Chapitre XCIX — Le deuxième de la Bertaudière
Au deuxième étage, soit fatigue, soit émotion, la respiration manqua au visiteur.
Il s’adossa contre le mur.
— Voulez-vous commencer par celui-ci? dit Baisemeaux. Puisque nous allons de l’un chez l’autre, peu importe, ce me semble, que nous montions du second au troisième, ou que nous descendions du troisième au second. Il y a, d’ailleurs, aussi certaines réparations à faire dans cette chambre, se hâta-t-il d’ajouter à l’intention du guichetier qui se trouvait à la portée de la voix.
— Non! non! s’écria vivement Aramis; plus haut, plus haut, monsieur le gouverneur, s’il vous plaît; le haut est le plus pressé.

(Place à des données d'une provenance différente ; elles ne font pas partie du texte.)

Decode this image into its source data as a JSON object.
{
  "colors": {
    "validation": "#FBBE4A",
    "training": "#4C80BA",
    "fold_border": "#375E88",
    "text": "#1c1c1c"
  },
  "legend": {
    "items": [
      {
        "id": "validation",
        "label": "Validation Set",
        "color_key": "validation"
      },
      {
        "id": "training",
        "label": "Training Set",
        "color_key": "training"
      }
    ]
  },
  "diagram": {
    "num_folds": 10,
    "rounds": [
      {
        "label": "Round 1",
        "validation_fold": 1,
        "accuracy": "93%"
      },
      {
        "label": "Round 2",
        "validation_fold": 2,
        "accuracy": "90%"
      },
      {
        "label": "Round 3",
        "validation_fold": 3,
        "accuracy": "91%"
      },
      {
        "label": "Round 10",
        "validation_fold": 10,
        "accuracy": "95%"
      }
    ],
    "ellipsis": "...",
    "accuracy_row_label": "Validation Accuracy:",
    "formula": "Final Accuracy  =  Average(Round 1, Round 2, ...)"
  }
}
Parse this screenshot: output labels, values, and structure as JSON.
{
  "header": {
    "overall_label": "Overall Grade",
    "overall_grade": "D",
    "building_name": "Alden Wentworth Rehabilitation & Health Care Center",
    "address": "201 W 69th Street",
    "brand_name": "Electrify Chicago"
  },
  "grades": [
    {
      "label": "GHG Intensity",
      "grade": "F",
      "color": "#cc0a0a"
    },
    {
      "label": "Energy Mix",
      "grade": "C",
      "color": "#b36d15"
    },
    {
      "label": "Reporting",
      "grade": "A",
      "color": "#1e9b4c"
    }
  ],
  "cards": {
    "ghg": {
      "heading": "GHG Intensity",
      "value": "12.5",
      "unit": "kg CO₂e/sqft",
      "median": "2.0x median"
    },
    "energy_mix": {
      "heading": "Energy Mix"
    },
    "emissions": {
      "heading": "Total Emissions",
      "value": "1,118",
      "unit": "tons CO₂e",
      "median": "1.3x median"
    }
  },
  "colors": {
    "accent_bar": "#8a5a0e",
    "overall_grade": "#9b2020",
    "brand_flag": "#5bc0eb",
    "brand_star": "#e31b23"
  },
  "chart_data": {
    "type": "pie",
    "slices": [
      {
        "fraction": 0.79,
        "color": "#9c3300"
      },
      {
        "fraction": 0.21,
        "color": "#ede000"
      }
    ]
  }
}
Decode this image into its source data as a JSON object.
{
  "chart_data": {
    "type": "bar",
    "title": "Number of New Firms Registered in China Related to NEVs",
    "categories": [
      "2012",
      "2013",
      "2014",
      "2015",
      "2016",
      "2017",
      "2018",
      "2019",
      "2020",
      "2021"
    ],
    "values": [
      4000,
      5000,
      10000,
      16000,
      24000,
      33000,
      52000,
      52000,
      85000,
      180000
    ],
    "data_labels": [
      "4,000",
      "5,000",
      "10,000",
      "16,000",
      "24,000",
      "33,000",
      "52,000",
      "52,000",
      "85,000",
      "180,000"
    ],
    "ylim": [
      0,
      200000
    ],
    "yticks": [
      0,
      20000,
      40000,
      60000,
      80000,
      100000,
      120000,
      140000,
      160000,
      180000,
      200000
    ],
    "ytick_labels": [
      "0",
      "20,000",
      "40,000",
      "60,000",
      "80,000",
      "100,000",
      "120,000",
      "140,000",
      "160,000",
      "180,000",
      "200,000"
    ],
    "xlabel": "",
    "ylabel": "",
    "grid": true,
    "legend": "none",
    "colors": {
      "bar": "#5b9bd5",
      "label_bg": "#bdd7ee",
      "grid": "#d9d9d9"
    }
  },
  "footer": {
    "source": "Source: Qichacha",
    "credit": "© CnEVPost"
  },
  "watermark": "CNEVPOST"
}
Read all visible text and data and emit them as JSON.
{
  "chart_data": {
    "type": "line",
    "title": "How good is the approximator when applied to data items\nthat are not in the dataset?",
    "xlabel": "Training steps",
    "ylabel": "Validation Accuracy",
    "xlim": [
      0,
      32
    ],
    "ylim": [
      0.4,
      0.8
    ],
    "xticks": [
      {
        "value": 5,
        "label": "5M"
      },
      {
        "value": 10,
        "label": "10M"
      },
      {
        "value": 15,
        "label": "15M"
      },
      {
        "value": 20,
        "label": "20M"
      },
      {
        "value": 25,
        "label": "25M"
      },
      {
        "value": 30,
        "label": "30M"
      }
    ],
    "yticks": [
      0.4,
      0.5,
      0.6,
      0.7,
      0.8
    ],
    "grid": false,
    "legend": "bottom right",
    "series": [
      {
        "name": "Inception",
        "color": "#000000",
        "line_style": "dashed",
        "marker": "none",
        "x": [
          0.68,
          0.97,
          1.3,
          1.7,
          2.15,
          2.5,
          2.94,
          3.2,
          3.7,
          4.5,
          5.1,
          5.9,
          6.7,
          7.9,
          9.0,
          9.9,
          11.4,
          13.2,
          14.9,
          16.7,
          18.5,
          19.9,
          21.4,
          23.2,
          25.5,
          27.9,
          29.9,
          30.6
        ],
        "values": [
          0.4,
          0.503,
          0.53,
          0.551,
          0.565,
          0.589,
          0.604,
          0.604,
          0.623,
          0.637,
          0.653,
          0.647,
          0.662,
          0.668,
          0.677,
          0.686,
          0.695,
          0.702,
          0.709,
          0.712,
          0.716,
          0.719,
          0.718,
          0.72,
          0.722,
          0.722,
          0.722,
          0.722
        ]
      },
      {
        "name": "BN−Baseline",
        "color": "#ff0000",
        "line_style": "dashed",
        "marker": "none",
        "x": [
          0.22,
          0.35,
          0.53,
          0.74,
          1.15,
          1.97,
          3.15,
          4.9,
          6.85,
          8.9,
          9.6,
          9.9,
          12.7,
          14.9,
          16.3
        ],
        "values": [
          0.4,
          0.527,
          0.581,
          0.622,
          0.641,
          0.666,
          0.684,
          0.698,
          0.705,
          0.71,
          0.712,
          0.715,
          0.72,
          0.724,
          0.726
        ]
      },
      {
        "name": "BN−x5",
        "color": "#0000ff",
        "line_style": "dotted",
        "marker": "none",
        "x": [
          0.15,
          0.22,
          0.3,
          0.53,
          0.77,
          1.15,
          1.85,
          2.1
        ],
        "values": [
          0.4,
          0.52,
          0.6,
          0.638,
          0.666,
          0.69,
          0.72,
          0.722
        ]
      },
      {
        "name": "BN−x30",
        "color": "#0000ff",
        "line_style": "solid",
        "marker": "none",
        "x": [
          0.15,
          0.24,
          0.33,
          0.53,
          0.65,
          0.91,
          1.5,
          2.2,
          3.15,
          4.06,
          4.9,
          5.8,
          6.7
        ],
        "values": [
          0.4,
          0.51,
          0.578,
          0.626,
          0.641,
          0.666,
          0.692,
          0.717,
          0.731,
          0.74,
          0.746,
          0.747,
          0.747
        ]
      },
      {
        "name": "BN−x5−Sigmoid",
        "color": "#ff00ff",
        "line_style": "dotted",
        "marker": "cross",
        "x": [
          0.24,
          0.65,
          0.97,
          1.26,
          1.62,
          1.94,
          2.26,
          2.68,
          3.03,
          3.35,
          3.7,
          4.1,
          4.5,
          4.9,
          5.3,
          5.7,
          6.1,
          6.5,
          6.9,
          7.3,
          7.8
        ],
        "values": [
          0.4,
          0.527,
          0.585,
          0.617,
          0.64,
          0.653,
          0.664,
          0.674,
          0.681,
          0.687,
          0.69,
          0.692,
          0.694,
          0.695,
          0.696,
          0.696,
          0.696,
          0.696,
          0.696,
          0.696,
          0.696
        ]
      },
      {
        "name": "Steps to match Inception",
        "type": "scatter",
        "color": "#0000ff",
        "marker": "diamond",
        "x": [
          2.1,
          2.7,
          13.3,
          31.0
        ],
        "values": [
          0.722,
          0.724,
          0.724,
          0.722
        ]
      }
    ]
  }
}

Ils continuèrent de monter.
— Demandez les clefs au geôlier, souffla tout bas Aramis.
— Volontiers.
Baisemeaux prit les clefs et ouvrit lui-même la porte de la troisième chambre. Le porte-clefs entra le premier et déposa sur une table les provisions que le bon gouverneur appelait des friandises.
Puis il sortit.
Le prisonnier n’avait pas fait un mouvement.